Boogie-woogie is a style of music that became popular during the late 1920s, but developed in
African American communities in the 1870s. While blues in general expresses a variety of emotions,
boogie-woogie is mainly associated with dancing. The term boogie is simply short for Boogie-woogie. Dr. John Tennison, a San Antonio psychiatrist
noted a connection with the term boogie woogie and four African terms, including:
the Hausa word "Boog" meaning "to beat"
the Mandingo word "Booga" meaning "to beat"
the West African word "Bogi" meaning "to dance"
and the Bantu term "Mbuki Mvuki" (Mbuki "to take off in flight" and Mvuki "to dance")

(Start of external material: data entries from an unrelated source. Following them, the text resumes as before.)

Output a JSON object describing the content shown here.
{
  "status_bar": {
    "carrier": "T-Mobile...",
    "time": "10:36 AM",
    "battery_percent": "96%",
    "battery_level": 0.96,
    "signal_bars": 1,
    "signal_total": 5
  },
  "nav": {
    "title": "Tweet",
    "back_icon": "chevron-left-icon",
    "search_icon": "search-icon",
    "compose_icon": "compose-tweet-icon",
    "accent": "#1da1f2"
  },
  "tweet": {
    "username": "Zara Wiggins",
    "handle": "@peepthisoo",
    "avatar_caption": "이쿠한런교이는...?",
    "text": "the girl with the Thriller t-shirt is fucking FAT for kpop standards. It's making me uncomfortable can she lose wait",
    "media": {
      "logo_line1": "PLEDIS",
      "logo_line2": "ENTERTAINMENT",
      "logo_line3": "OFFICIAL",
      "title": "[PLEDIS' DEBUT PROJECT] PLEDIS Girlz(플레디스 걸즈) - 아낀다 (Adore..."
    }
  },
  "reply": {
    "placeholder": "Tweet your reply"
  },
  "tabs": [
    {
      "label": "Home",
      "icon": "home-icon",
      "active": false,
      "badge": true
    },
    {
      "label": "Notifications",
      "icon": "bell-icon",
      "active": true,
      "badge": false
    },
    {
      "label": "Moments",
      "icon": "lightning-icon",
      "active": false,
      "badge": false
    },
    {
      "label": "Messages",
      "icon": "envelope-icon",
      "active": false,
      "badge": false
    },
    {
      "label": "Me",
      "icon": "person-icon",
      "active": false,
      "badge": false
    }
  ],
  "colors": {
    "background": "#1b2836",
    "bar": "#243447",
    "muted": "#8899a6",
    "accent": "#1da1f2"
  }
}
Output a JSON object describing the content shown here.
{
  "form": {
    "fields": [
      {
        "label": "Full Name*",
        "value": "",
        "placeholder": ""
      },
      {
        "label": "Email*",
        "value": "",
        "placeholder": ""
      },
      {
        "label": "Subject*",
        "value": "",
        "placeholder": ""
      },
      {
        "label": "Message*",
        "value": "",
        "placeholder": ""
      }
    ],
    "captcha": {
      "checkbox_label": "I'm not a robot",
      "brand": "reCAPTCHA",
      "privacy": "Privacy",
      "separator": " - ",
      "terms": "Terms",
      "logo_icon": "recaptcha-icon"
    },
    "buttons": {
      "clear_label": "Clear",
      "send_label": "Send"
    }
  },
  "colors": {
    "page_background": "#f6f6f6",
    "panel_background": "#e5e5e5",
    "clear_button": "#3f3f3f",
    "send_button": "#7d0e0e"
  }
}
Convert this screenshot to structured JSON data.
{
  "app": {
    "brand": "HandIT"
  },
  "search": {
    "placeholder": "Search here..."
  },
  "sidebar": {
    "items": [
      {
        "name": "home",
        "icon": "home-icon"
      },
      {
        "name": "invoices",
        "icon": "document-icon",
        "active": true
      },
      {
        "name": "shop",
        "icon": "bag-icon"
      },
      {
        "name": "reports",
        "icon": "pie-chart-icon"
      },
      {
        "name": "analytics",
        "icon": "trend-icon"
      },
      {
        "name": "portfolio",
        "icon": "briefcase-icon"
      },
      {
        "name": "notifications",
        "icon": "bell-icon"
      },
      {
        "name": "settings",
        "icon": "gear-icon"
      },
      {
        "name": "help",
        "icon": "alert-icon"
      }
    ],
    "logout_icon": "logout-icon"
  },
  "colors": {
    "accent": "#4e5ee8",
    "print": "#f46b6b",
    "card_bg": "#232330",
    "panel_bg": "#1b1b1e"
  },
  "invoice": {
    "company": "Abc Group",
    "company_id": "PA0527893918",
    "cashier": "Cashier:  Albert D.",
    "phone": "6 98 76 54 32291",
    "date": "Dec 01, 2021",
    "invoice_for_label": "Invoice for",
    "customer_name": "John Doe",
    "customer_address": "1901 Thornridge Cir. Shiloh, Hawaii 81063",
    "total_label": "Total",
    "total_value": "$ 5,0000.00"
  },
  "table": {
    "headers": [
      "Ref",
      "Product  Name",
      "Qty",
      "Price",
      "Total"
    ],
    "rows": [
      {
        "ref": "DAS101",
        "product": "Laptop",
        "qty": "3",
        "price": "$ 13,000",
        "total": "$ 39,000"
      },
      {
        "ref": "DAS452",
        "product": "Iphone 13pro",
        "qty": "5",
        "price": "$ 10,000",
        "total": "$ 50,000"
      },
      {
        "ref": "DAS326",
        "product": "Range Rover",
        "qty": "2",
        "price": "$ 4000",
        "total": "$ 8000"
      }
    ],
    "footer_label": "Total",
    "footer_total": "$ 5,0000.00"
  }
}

These terms are consistent with the drumming, dancing, and uninhibited behaviors originated among newly emancipated African-Americans. Boogie woogie was also used for rent-parties. A rent party (sometimes called a house party) was a social occasion where tenants hire a musician or band to play and pass the hat to raise money to pay their rent, originating in Harlem during the 1920s
Swing in the 30's and 40's
The boogie-woogie beat became incorporated into the music of swing bands. Tommy Dorsey's band recorded an updated version of "Pine Top's Boogie Woogie" in 1938, which (as "Boogie Woogie") became a hit in 1943 and 1945, and was to become the swing era's second best seller, only second to Glenn Miller's "In the Mood".